肩の障害

肩の障害を予防し、能力を発揮するためには、投球やスマッシュの時の肩の位置に注意が必要
総合的な強化でけが予防

 野球の投球やバレーボールのスパイク、テニスやバドミントンのスマッシュ動作のとき、利き腕の肩は非常に酷使されています。肩の付け根から指先まで一メートルに満たない人の腕から、一秒にも満たない時間で最大時速一五〇キロにも及ぶ球が投げられた上、腕は制動され静止します。自動車の加速と急停止に置き換えて考えると、腕を強く振る運動は非常にストレスが大きいことが分かります。

 投球を繰り返すスポーツ選手で夜間や朝方に肩の痛みが出る場合、重症度、緊急度が高いと考えてください。肩の奥にある腱板(けんばん)という部分の損傷が疑われます。この筋はインナーマッスルともいわれ、ボディービルダーのように筋肉を増やすトレーニングだけでは改善しません。無駄な筋肉は腕を振り抜くスピードを遅くし、パフォーマンスを下げるだけでなく、肩を壊してしまいます。適切な負荷やポジションでの筋力トレーニングが必要になります。

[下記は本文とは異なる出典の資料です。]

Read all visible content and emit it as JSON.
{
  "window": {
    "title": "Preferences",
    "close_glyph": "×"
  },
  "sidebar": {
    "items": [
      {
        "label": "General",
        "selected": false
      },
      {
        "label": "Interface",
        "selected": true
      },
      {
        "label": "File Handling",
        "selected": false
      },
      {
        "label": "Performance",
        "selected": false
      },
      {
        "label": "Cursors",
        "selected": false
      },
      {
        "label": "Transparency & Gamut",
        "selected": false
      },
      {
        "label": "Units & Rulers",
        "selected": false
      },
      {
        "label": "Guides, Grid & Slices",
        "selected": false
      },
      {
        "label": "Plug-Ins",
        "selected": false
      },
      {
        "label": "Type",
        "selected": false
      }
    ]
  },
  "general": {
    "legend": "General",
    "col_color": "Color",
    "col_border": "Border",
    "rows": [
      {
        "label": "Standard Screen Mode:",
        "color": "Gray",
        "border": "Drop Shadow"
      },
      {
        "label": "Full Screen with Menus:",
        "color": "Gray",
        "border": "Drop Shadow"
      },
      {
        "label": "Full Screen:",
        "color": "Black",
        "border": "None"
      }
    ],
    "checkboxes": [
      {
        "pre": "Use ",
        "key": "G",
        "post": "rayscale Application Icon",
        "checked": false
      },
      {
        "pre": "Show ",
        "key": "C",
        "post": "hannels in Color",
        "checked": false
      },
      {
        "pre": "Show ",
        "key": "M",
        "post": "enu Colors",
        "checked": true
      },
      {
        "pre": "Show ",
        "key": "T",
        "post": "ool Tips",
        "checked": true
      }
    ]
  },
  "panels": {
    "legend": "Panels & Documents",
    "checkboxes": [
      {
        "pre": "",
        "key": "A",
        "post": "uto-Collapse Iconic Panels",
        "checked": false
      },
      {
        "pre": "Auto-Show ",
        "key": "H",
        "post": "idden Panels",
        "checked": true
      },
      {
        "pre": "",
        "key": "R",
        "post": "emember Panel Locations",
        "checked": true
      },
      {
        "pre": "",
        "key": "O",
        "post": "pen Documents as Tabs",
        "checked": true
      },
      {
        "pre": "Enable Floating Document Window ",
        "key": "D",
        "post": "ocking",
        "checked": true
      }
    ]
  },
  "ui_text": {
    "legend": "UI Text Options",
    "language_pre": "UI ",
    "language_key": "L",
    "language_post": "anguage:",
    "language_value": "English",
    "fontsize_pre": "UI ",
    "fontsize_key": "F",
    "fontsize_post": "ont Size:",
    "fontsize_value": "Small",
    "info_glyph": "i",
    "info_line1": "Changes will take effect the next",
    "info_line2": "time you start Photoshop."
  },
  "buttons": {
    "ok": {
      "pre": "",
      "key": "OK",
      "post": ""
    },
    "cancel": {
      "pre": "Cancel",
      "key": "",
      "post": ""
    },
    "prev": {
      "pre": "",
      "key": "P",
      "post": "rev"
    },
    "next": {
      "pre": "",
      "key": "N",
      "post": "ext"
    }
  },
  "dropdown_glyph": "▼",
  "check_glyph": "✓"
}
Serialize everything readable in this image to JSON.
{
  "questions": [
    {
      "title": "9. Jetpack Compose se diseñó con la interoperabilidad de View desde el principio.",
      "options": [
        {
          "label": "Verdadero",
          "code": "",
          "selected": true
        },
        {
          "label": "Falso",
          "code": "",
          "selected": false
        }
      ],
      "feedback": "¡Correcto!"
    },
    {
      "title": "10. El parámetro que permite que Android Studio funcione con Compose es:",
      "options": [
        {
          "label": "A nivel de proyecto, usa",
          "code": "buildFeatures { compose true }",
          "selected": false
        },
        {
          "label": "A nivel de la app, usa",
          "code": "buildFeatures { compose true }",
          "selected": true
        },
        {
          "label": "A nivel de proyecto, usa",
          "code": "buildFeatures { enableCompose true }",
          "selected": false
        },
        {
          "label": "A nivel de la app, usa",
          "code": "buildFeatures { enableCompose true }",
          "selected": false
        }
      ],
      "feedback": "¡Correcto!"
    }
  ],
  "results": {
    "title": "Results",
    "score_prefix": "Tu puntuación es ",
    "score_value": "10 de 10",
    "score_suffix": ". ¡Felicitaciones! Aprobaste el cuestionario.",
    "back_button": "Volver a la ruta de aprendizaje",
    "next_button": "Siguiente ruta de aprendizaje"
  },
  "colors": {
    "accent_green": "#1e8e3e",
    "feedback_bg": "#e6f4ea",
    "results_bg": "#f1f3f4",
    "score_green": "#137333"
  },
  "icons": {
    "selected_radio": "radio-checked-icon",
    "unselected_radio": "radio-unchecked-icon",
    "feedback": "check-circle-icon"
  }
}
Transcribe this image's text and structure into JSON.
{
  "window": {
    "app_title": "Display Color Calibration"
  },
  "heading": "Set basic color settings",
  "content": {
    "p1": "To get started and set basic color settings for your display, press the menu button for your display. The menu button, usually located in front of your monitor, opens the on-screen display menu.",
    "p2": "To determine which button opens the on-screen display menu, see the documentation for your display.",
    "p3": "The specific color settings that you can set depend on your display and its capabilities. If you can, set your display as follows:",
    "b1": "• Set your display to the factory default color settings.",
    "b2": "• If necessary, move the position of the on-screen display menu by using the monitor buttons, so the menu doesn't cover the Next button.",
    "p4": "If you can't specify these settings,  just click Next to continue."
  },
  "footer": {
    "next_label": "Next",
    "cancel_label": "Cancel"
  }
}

 肩の障害を予防し、より高い動作能力を発揮するためには、生まれながら持っている肩の能力を取り戻すことが一番の近道です。専門的には「ゼロポジション」といわれる肩の位置で動作を行うことになります。簡単に説明すると、長いひもを腕に持ち、頭上でぐるぐる回すつもりで腕を振ってください。その位置が肩のゼロポジションになります。ボールを投げるとき、スパイクやスマッシュを打つときは、その高さで行ってください。

 これらの動作は力んで力を込めるのではなく、腕を振り出す前のバックスイング動作を十分に意識して行うこと、反対側の腕を意識して体に引きつけることが秘訣(ひけつ)です。

 このような体の末端の動きは、全身運動の一部であるということです。足の指の力から股(こ)関節の柔らかさ、腹筋と背筋のバランスなど総合的に強化することが、肩の運動能力向上とけがの予防につながります。